2. Gunfighter Nation: The Myth of the Frontier in Twentieth-Century America (Richard Slotkin, Atheneum):  While long and dense, Gunfighter Nation is arguably one of the best books ever written about the American West. The final work in an illustrious trilogy, the book deconstructs the interconnectedness of myth and reality in Western history.

3. The Virginian (Owen Wister, Macmillan):  This quintessential Western story has inspired just about every Western movie or TV series that features a nomadic cowboy. If you read only one work of Western fiction, it should be Owen Wister’s masterpiece. 

4. Saddlemaker to the Stars: The Leather and Silver Art of Edward H. Bohlin (James H. Nottage, University of Washington Press): The history of the American West has been filled with truly colorful characters, many of whom were decked out in the finest Western clothing. In the 20th century, Edward Bohlin’s signature style became internationally known for its excellence in craftsmanship. James H. Nottage’s book beautifully illustrates some of Bohlin’s greatest creations, many of which are part of the Autry’s permanent collection.

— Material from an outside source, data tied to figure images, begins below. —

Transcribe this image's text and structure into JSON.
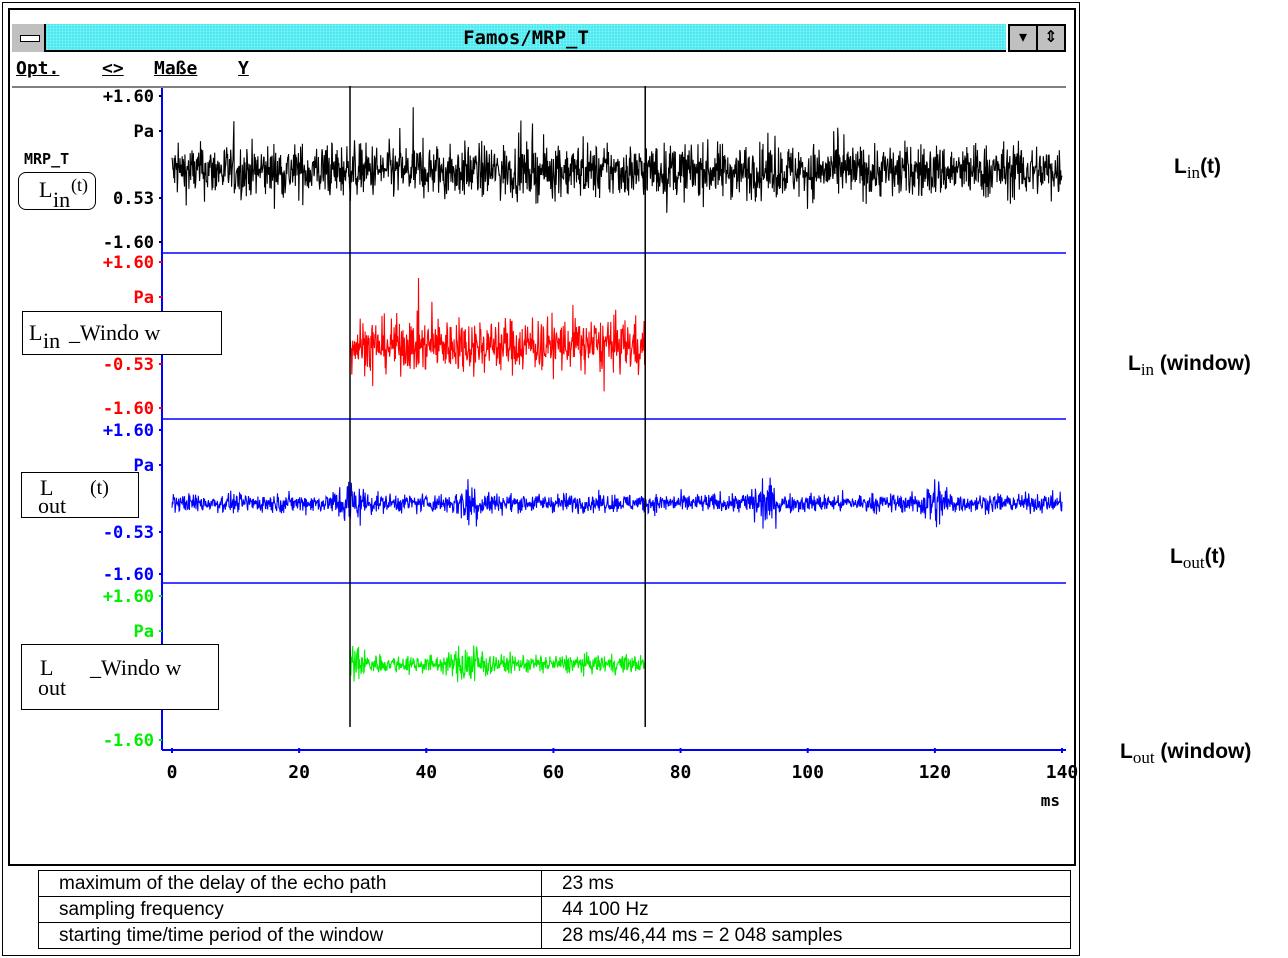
{
  "window": {
    "title": "Famos/MRP_T",
    "menu": [
      "Opt.",
      "<>",
      "Maße",
      "Y"
    ],
    "btn_down": "▾",
    "btn_updown": "⇕"
  },
  "chart_data": {
    "type": "line",
    "channel_label": "MRP_T",
    "unit": "Pa",
    "x_unit": "ms",
    "xlim": [
      0,
      140
    ],
    "x_ticks": [
      "0",
      "20",
      "40",
      "60",
      "80",
      "100",
      "120",
      "140"
    ],
    "cursors_ms": [
      28,
      74.44
    ],
    "panels": [
      {
        "name": "L_in(t)",
        "color": "#000000",
        "ticks": [
          "+1.60",
          "Pa",
          "0.53",
          "-1.60"
        ],
        "ylim": [
          -1.6,
          1.6
        ],
        "x_range": [
          0,
          140
        ],
        "amplitude": 0.55,
        "baseline": 0.53
      },
      {
        "name": "L_in_Window",
        "color": "#ff0000",
        "ticks": [
          "+1.60",
          "Pa",
          "-0.53",
          "-1.60"
        ],
        "ylim": [
          -1.6,
          1.6
        ],
        "x_range": [
          28,
          74.44
        ],
        "amplitude": 0.55,
        "baseline": 0.53
      },
      {
        "name": "L_out(t)",
        "color": "#0000ff",
        "ticks": [
          "+1.60",
          "Pa",
          "-0.53",
          "-1.60"
        ],
        "ylim": [
          -1.6,
          1.6
        ],
        "x_range": [
          0,
          140
        ],
        "amplitude": 0.35,
        "baseline": 0.53
      },
      {
        "name": "L_out_Window",
        "color": "#00ee00",
        "ticks": [
          "+1.60",
          "Pa",
          "-1.60"
        ],
        "ylim": [
          -1.6,
          1.6
        ],
        "x_range": [
          28,
          74.44
        ],
        "amplitude": 0.35,
        "baseline": 0.53
      }
    ]
  },
  "labels": {
    "lin_t": {
      "main": "L",
      "sub": "in",
      "tail": "(t)"
    },
    "lin_window": {
      "main": "L",
      "sub": "in",
      "tail": "_Windo w"
    },
    "lout_t": {
      "main": "L",
      "sub": "out",
      "tail": "(t)"
    },
    "lout_window": {
      "main": "L",
      "sub": "out",
      "tail": "_Windo w"
    }
  },
  "side_labels": {
    "a": {
      "main": "L",
      "sub": "in",
      "tail": "(t)"
    },
    "b": {
      "main": "L",
      "sub": "in",
      "tail": " (window)"
    },
    "c": {
      "main": "L",
      "sub": "out",
      "tail": "(t)"
    },
    "d": {
      "main": "L",
      "sub": "out",
      "tail": " (window)"
    }
  },
  "table": [
    [
      "maximum of the delay of the echo path",
      "23 ms"
    ],
    [
      "sampling frequency",
      "44 100 Hz"
    ],
    [
      "starting time/time period of the window",
      "28 ms/46,44 ms = 2 048 samples"
    ]
  ]
}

4. Colt: The Making of an American Legend (William Hosley, University of Massachusetts Press): A lot of good books have been written about Samuel Colt. Whereas my own book focuses on specific Colt guns, William Hosley’s book examines the personal and professional lives of Samuel and his wife, Elizabeth, sharing an interesting tale of two individuals who helped shape the modern world.